O cérebro em ação no mundo real
Sofisticado experimento com taxistas permite esclarecer a dinâmica de ativação cerebral no trânsito
Que misteriosa e admirável capacidade têm os taxistas de nos levar pelos melhores caminhos no trânsito denso e tumultuado das grandes cidades! Ouvir o pedido do passageiro e ainda conversar com ele sobre amenidades. Mentalizar o mapa da cidade e planejar os trajetos mais adequados. Acelerar, desacelerar, frear, estacionar. Obedecer (ou não...) os sinais e as regras de trânsito. Seguir à frente, fazer a curva, desviar de algum ônibus, deixar passar os pedestres, seguir lentamente o engarrafamento...

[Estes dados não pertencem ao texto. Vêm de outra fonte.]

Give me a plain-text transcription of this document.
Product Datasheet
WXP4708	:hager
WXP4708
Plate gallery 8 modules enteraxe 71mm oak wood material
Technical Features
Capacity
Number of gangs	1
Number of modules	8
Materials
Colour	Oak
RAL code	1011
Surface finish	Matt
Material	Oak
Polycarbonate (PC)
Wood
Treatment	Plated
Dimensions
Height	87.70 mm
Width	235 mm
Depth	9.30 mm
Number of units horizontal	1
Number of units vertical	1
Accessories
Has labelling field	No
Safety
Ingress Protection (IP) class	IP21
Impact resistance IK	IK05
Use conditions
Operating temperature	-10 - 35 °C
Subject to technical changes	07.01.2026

De que modo o cérebro propicia essa complexa seqüência de ações e pensamentos? Como se poderia estudar a dinâmica das operações cerebrais fora do laboratório, nas condições do mundo real? Foi exatamente esse objetivo que se propuseram a abordar os neurocientistas ingleses Hugo Spiers e Eleanor Maguire, do Instituto de Neurologia do University College em Londres.
O experimento foi feito com 21 taxistas: 20 sadios e um que havia sofrido uma doença viral do sistema nervoso, que destruiu uma região particular de seu cérebro chamada hipocampo. Seu desempenho foi analisado em um sofisticado videogame capaz de recriar em tempo real e dimensões proporcionais 110 quilômetros de ruas em 50 km 2 no centro de Londres, ao mesmo tempo em que eram captadas imagens de ressonância magnética funcional, indicadoras das áreas cerebrais ativas a cada momento.
O videogame apresentava um cenário dinâmico com as ruas reais cheias de carros, ônibus e pedestres. Os taxistas “dirigiam” seus carros usando dois joysticks: um na mão direita, com o qual controlavam o acelerador e o freio do carro, em marcha adiante ou marcha-a-ré; e outro na mão esquerda, por meio do qual controlavam a direção do carro. Além disso, fones de ouvido simulavam as instruções de trajeto ou mudança de rumo do passageiro, e mesmo algum comentário sem relação com a viagem. O taxista era instruído a evitar acidentes, como na vida real. Uma batida interromperia o jogo. A corrida era filmada e depois exibida para cada taxista, que relatava detalhadamente seus pensamentos ao assistir à gravação.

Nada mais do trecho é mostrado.